Eli (Canada/ Israel, 36yo, Martial Artist)


So here I am sitting in front of the computer screen and wondering what to write after being offered the opportunity to contribute some of my own words to the Antaiji yearbook...

This should be an easy task considering that zen and the martial arts are topics that are very near and dear to my heart...topics that I have spent years reading about, thinking about and practicing. But I guess that it is precisely the things that are closest to our hearts that we sometimes find the most difficult to grasp and to express, no? Nevertheless I will try...

When I first arrived at Antaiji about 5 months ago, Docho-san asked me during our introductory interview what is it that brings me to Antaiji. I didn`t have to think long for the answer since my motivation for coming to Antaiji seemed crystal clear to me, "I want to deepen my practice", I told him.

Over the past five months I have had a chance to revisit this question in my mind again and again. "What brought me here?" "What am I doing here?" I find myself asking this question very frequently...not in a self-reproaching way...but with genuine curiosity...and I realize that although I know that I want to deepen my practice - I have yet to fully discover what that means to me. This is what I was here to find out.

What is the true path of Zen? What is the true essence of practice? And how do both of these connect with - and enhance - our experience of everyday living? These are some of the unspoken questions that I feel I have already been spending years searching and re-searching for answers and that now - at Antaiji - I could perhaps answer at a deeper level.

In the movie The Matrix, Morpheas tells Neo, "There will come a time when you realize that knowing the path and walking the path are two different things." I feel that I have come to such a point in my life with my decision to come to Antaiji. I feel like I have come to know the path quite well over the years, but I also got to a point where I felt that knowing the path was no longer enough - I needed to do some serious walking if I were to be true to what I already knew. Hence my journey.
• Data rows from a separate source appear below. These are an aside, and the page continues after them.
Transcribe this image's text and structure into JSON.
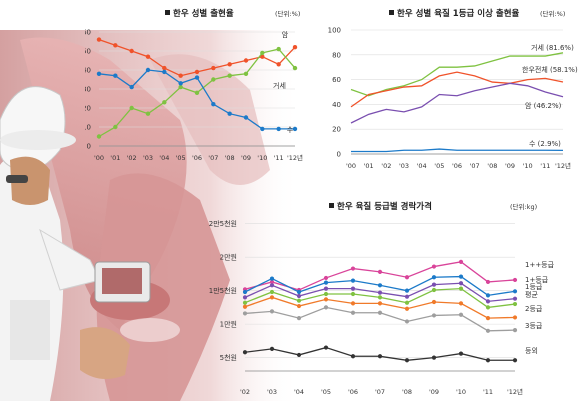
{
  "chart_data": [
    {
      "type": "line",
      "title": "한우 성별 출현율",
      "unit": "(단위:%)",
      "categories": [
        "'00",
        "'01",
        "'02",
        "'03",
        "'04",
        "'05",
        "'06",
        "'07",
        "'08",
        "'09",
        "'10",
        "'11",
        "'12년"
      ],
      "yticks": [
        0,
        10,
        20,
        30,
        40,
        50,
        60
      ],
      "ylim": [
        0,
        60
      ],
      "series": [
        {
          "name": "암",
          "color": "#f0522a",
          "values": [
            56,
            53,
            50,
            47,
            41,
            37,
            39,
            41,
            43,
            45,
            47,
            43,
            52
          ]
        },
        {
          "name": "거세",
          "color": "#7fc241",
          "values": [
            5,
            10,
            20,
            17,
            23,
            31,
            28,
            35,
            37,
            38,
            49,
            51,
            41
          ]
        },
        {
          "name": "수",
          "color": "#1c7ac9",
          "values": [
            38,
            37,
            31,
            40,
            39,
            33,
            36,
            22,
            17,
            15,
            9,
            9,
            9
          ]
        }
      ]
    },
    {
      "type": "line",
      "title": "한우 성별 육질 1등급 이상 출현율",
      "unit": "(단위:%)",
      "categories": [
        "'00",
        "'01",
        "'02",
        "'03",
        "'04",
        "'05",
        "'06",
        "'07",
        "'08",
        "'09",
        "'10",
        "'11",
        "'12년"
      ],
      "yticks": [
        0,
        20,
        40,
        60,
        80,
        100
      ],
      "ylim": [
        0,
        100
      ],
      "series": [
        {
          "name": "거세",
          "value_label": "거세 (81.6%)",
          "color": "#7fc241",
          "values": [
            52,
            47,
            52,
            55,
            60,
            70,
            70,
            71,
            75,
            79,
            79,
            79,
            81.6
          ]
        },
        {
          "name": "한우전체",
          "value_label": "한우전체 (58.1%)",
          "color": "#f0522a",
          "values": [
            38,
            48,
            51,
            54,
            55,
            63,
            66,
            63,
            58,
            57,
            60,
            61,
            58.1
          ]
        },
        {
          "name": "암",
          "value_label": "암 (46.2%)",
          "color": "#7a4fb0",
          "values": [
            25,
            32,
            36,
            34,
            38,
            48,
            47,
            51,
            54,
            57,
            55,
            50,
            46.2
          ]
        },
        {
          "name": "수",
          "value_label": "수 (2.9%)",
          "color": "#1c7ac9",
          "values": [
            2,
            2,
            2,
            3,
            3,
            4,
            3,
            3,
            3,
            3,
            3,
            3,
            2.9
          ]
        }
      ]
    },
    {
      "type": "line",
      "title": "한우 육질 등급별 경락가격",
      "unit": "(단위:kg)",
      "categories": [
        "'02",
        "'03",
        "'04",
        "'05",
        "'06",
        "'07",
        "'08",
        "'09",
        "'10",
        "'11",
        "'12년"
      ],
      "ytick_labels": [
        "5천원",
        "1만원",
        "1만5천원",
        "2만원",
        "2만5천원"
      ],
      "yticks": [
        5000,
        10000,
        15000,
        20000,
        25000
      ],
      "ylim": [
        3000,
        26000
      ],
      "series": [
        {
          "name": "1++등급",
          "color": "#d9449a",
          "values": [
            15200,
            16300,
            15100,
            16900,
            18300,
            17800,
            17000,
            18600,
            19300,
            16300,
            16600
          ]
        },
        {
          "name": "1+등급",
          "color": "#1c7ac9",
          "values": [
            14800,
            16800,
            14800,
            16200,
            16500,
            15800,
            15000,
            17000,
            17100,
            14300,
            14900
          ]
        },
        {
          "name": "1등급",
          "color": "#7a4fb0",
          "values": [
            14000,
            15800,
            14200,
            15300,
            15300,
            14700,
            14100,
            15900,
            16100,
            13400,
            13800
          ]
        },
        {
          "name": "평균",
          "color": "#7fc241",
          "values": [
            13200,
            14800,
            13500,
            14500,
            14500,
            14000,
            13200,
            15100,
            15300,
            12500,
            13000
          ]
        },
        {
          "name": "2등급",
          "color": "#f07a2a",
          "values": [
            12600,
            14000,
            12700,
            13700,
            13100,
            13100,
            12300,
            13300,
            13100,
            10900,
            11000
          ]
        },
        {
          "name": "3등급",
          "color": "#9e9e9e",
          "values": [
            11600,
            11900,
            10900,
            12500,
            11700,
            11700,
            10400,
            11300,
            11400,
            9000,
            9100
          ]
        },
        {
          "name": "등외",
          "color": "#333333",
          "values": [
            5800,
            6300,
            5400,
            6500,
            5200,
            5200,
            4600,
            5000,
            5600,
            4600,
            4600
          ]
        }
      ]
    }
  ]
}
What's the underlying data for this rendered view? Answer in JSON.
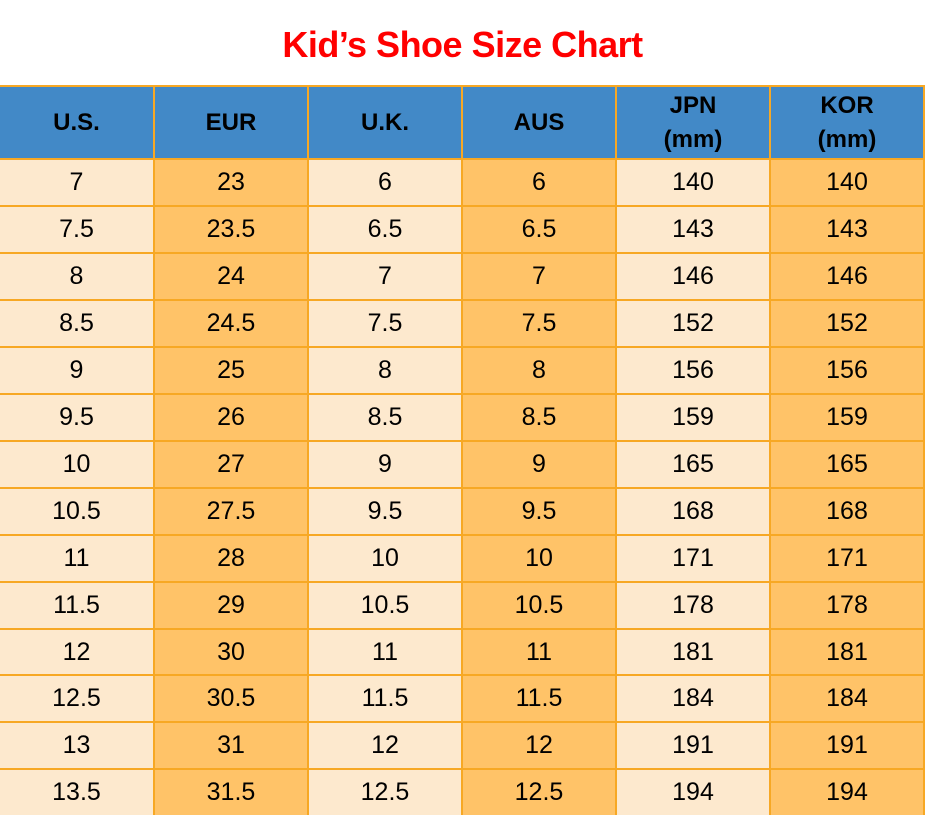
{
  "title": "Kid’s Shoe Size Chart",
  "colors": {
    "title_red": "#FF0000",
    "header_blue": "#4289C7",
    "border_orange": "#F7A824",
    "cell_cream": "#FDE9CE",
    "cell_orange": "#FFC368",
    "text_black": "#000000"
  },
  "chart_data": {
    "type": "table",
    "title": "Kid’s Shoe Size Chart",
    "columns": [
      "U.S.",
      "EUR",
      "U.K.",
      "AUS",
      "JPN (mm)",
      "KOR (mm)"
    ],
    "column_display": [
      "U.S.",
      "EUR",
      "U.K.",
      "AUS",
      "JPN\n(mm)",
      "KOR\n(mm)"
    ],
    "rows": [
      [
        "7",
        "23",
        "6",
        "6",
        "140",
        "140"
      ],
      [
        "7.5",
        "23.5",
        "6.5",
        "6.5",
        "143",
        "143"
      ],
      [
        "8",
        "24",
        "7",
        "7",
        "146",
        "146"
      ],
      [
        "8.5",
        "24.5",
        "7.5",
        "7.5",
        "152",
        "152"
      ],
      [
        "9",
        "25",
        "8",
        "8",
        "156",
        "156"
      ],
      [
        "9.5",
        "26",
        "8.5",
        "8.5",
        "159",
        "159"
      ],
      [
        "10",
        "27",
        "9",
        "9",
        "165",
        "165"
      ],
      [
        "10.5",
        "27.5",
        "9.5",
        "9.5",
        "168",
        "168"
      ],
      [
        "11",
        "28",
        "10",
        "10",
        "171",
        "171"
      ],
      [
        "11.5",
        "29",
        "10.5",
        "10.5",
        "178",
        "178"
      ],
      [
        "12",
        "30",
        "11",
        "11",
        "181",
        "181"
      ],
      [
        "12.5",
        "30.5",
        "11.5",
        "11.5",
        "184",
        "184"
      ],
      [
        "13",
        "31",
        "12",
        "12",
        "191",
        "191"
      ],
      [
        "13.5",
        "31.5",
        "12.5",
        "12.5",
        "194",
        "194"
      ]
    ]
  }
}
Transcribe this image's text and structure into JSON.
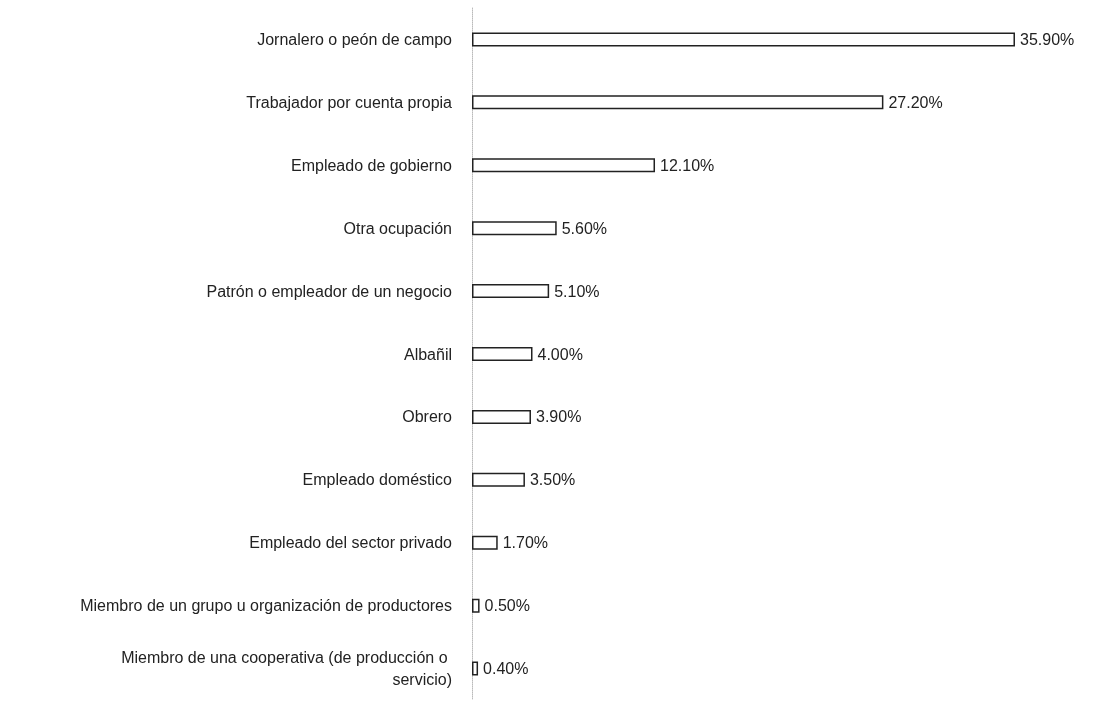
{
  "chart_data": {
    "type": "bar",
    "orientation": "horizontal",
    "categories": [
      "Jornalero o peón de campo",
      "Trabajador por cuenta propia",
      "Empleado de gobierno",
      "Otra ocupación",
      "Patrón o empleador de un negocio",
      "Albañil",
      "Obrero",
      "Empleado doméstico",
      "Empleado del sector privado",
      "Miembro de un grupo u organización de productores",
      "Miembro de una cooperativa (de producción o servicio)"
    ],
    "values": [
      35.9,
      27.2,
      12.1,
      5.6,
      5.1,
      4.0,
      3.9,
      3.5,
      1.7,
      0.5,
      0.4
    ],
    "value_labels": [
      "35.90%",
      "27.20%",
      "12.10%",
      "5.60%",
      "5.10%",
      "4.00%",
      "3.90%",
      "3.50%",
      "1.70%",
      "0.50%",
      "0.40%"
    ],
    "color": "#ffffff"
  }
}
So what have I learned so far at Antaiji? Have I begun to uncover the answers that I am looking for? Am I clearer about what my practice means to me and to my life? Well... so far I can say that I feel I am learning more than I can fully digest right away. Teachings seem to be everywhere and in everything - sometimes in the places where you most least expect them.

Phrases such as: "Adult practice"; "Quickly, quietly, efficiently"; "Whatever you do, do it 100%"; "Be aware of your surroundings and your full impact on those surrounding"; "You create Antaiji" ( or in other words - take responsibility for creating your life); "You don`t count at all" (or in other words - it is NOT about YOU)"; "Just do it"; etc. - take on flesh and bone here at Antaiji as we get a chance to struggle with them and put them into practice on a daily basis.

These teachings are really life-time teachings - not something that you can answer once and forget about. Here at Antaiji, the teachings captured by these phrases require you to answer them with your own life - again and again - day-in and day-out. They ask you to question yourself and your life. To question what you are doing and why; how you are doing and for who? They ask you to look yourself and your life in the eyes, without flinching and without turning away.

So I guess one could say that what I have learned so far at Antaiji is how to question more and worry about answers less. A woman that I deeply love, respect and admire sent me off to Antaiji with the heartfelt wish that I "find my own truth", as she knew in her wisdom that this is what I deeply needed and wanted to do. And what better way to find one`s own truth than to dare to put your whole life into question?